Marcus Rainsford

Marcus Rainsford
Captain Marcus Rainsford (left)
Born circa 1758
Kildare, Dublin, Ireland
Died 4 November 1817(1817-11-04) (aged 58–59)
London, England
Resting place St Giles in the Fields, London, England
Education Trinity College Dublin TCD
Occupation Soldier, Author, Historian
Known for Author on the Haitian Revolution
Signature

Captain Marcus Rainsford (circa 1758 – 4 November 1817) was an officer in the British Army, serving in the Battle of Camden 1780, during the American Revolutionary War. He published An Historical Account of the Black Empire of Hayti, London, in 1805.

Biography

Rainsford was a younger son of Edward Rainsford of Sallins, Kildare, born c. 1750.[1] He was educated at Trinity College Dublin and obtained an MA in 1773. He joined the Irish Volunteers (18th century) in 1779.

The Dublin Volunteers 1778

He obtained a commission and saw service in the 105th regiment, commanded by Francis, lord Rawdon (afterwards second) Earl of Moira, during the American War of Independence.
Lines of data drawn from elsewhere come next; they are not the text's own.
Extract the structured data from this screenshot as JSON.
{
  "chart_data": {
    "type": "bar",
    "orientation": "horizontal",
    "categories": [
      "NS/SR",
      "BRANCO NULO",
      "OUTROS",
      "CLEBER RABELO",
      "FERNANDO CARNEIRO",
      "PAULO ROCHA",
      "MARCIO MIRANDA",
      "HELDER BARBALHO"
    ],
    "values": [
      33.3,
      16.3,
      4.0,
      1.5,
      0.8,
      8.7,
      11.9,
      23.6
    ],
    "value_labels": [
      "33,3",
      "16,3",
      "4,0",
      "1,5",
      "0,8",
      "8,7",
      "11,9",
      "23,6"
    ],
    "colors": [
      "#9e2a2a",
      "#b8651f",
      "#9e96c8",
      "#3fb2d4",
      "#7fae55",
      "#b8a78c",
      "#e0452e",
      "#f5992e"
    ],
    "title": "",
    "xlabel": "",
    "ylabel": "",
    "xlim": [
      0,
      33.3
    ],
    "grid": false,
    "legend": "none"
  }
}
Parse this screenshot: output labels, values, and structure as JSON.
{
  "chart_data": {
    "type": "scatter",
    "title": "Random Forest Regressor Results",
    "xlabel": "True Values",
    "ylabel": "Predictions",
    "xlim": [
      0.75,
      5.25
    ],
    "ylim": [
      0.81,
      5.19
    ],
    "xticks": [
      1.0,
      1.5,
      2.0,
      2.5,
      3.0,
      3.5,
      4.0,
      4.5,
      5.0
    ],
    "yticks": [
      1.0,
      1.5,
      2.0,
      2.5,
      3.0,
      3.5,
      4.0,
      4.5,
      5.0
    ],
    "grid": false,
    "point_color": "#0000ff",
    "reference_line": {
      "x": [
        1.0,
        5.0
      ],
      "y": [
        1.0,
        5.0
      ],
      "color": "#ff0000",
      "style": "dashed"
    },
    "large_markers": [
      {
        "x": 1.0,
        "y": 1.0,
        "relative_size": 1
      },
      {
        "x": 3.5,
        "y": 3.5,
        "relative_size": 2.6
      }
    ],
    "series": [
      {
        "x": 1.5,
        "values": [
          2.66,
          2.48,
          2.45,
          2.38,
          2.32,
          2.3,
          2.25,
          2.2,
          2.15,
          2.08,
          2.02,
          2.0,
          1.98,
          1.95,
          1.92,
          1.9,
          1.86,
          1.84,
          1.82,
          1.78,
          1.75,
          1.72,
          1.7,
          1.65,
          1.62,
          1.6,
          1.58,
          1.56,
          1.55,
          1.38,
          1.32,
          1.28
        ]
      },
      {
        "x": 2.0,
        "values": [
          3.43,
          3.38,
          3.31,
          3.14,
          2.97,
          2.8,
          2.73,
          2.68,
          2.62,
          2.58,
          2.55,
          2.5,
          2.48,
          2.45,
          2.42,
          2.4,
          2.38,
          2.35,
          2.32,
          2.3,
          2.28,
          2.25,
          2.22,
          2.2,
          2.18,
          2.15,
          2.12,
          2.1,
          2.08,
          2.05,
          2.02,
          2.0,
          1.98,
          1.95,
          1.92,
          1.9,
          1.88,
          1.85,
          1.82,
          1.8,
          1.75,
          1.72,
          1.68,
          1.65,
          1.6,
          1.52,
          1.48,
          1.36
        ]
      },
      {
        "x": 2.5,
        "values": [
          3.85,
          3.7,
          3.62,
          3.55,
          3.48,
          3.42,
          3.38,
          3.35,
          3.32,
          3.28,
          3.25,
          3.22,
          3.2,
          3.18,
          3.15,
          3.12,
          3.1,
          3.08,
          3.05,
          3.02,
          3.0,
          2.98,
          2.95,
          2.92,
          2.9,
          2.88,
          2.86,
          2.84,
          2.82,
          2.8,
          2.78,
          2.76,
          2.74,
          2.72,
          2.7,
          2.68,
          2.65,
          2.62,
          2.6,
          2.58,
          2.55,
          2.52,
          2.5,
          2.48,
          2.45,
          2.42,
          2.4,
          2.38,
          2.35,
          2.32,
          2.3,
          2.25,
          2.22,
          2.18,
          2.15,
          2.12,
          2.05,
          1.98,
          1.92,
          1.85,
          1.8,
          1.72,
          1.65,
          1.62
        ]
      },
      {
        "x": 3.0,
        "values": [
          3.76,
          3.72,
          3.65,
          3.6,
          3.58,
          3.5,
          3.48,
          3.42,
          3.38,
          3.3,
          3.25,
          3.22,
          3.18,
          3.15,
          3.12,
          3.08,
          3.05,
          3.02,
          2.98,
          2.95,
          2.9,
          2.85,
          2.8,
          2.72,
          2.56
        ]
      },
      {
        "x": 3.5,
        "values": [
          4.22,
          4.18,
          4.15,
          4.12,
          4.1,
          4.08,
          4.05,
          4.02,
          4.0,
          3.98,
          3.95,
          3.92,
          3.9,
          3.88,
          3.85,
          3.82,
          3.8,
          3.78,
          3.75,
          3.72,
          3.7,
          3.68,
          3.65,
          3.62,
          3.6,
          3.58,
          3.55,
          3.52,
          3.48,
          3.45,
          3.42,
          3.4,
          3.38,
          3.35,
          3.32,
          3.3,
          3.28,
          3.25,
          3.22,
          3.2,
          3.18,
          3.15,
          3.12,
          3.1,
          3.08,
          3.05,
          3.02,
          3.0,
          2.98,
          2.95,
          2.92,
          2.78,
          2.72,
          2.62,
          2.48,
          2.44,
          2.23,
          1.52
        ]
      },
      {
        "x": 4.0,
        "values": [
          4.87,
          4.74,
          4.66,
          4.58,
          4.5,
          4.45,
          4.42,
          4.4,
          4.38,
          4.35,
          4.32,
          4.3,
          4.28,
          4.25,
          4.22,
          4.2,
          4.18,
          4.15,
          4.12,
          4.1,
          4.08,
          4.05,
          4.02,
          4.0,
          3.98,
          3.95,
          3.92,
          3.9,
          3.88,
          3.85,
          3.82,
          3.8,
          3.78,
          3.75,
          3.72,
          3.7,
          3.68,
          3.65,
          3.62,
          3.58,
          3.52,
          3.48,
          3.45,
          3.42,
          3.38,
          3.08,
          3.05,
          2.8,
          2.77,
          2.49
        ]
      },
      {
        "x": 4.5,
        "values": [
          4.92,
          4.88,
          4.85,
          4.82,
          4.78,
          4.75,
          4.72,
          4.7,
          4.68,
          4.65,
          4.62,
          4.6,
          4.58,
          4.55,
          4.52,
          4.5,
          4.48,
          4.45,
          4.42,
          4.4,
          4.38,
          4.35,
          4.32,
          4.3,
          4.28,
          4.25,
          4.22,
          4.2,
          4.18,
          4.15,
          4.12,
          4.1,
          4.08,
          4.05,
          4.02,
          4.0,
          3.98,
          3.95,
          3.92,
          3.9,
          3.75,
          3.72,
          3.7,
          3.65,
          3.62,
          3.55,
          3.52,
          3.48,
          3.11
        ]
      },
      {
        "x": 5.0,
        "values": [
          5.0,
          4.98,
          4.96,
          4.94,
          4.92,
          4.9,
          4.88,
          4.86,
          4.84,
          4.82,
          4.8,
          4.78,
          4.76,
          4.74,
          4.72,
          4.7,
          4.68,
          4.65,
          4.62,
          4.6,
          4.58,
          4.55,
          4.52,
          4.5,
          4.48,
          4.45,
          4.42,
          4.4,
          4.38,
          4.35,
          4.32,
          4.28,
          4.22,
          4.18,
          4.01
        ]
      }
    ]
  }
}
He took part in the Battle of Camden in 1780. In 1794 he served under the Duke of York in the Netherlands, during the Flanders Campaign and was afterwards employed in raising black troops in the West Indies.

In 1799 Rainsford visited St. Domingo, and had an interview with Toussaint L'Ouverture. He was subsequently arrested and condemned to death as a spy, but was reprieved and eventually set at liberty.

Rainsford died in November 1817 and is buried in St Giles in the Fields, London, England.

Works

Rainsford published:

  • A Memoir of Transactions that took place in St. Domingo in the Spring of 1799 (London, 1802; 2nd edit. as St. Domingo; or an Historical, Political, and Military Sketch of the Black Republic, 1802).
  • An Historical Account of the Black Empire of Hayti, London, 1805.
  • A poem in heroic couplets, The Revolution; or Britain Delivered, London, 1801 (2nd edit.).

References

  1.  Rigg, James McMullen (1889). "Rainsford, Marcus". In Stephen, Leslie. Dictionary of National Biography. 17. London: Smith, Elder & Co.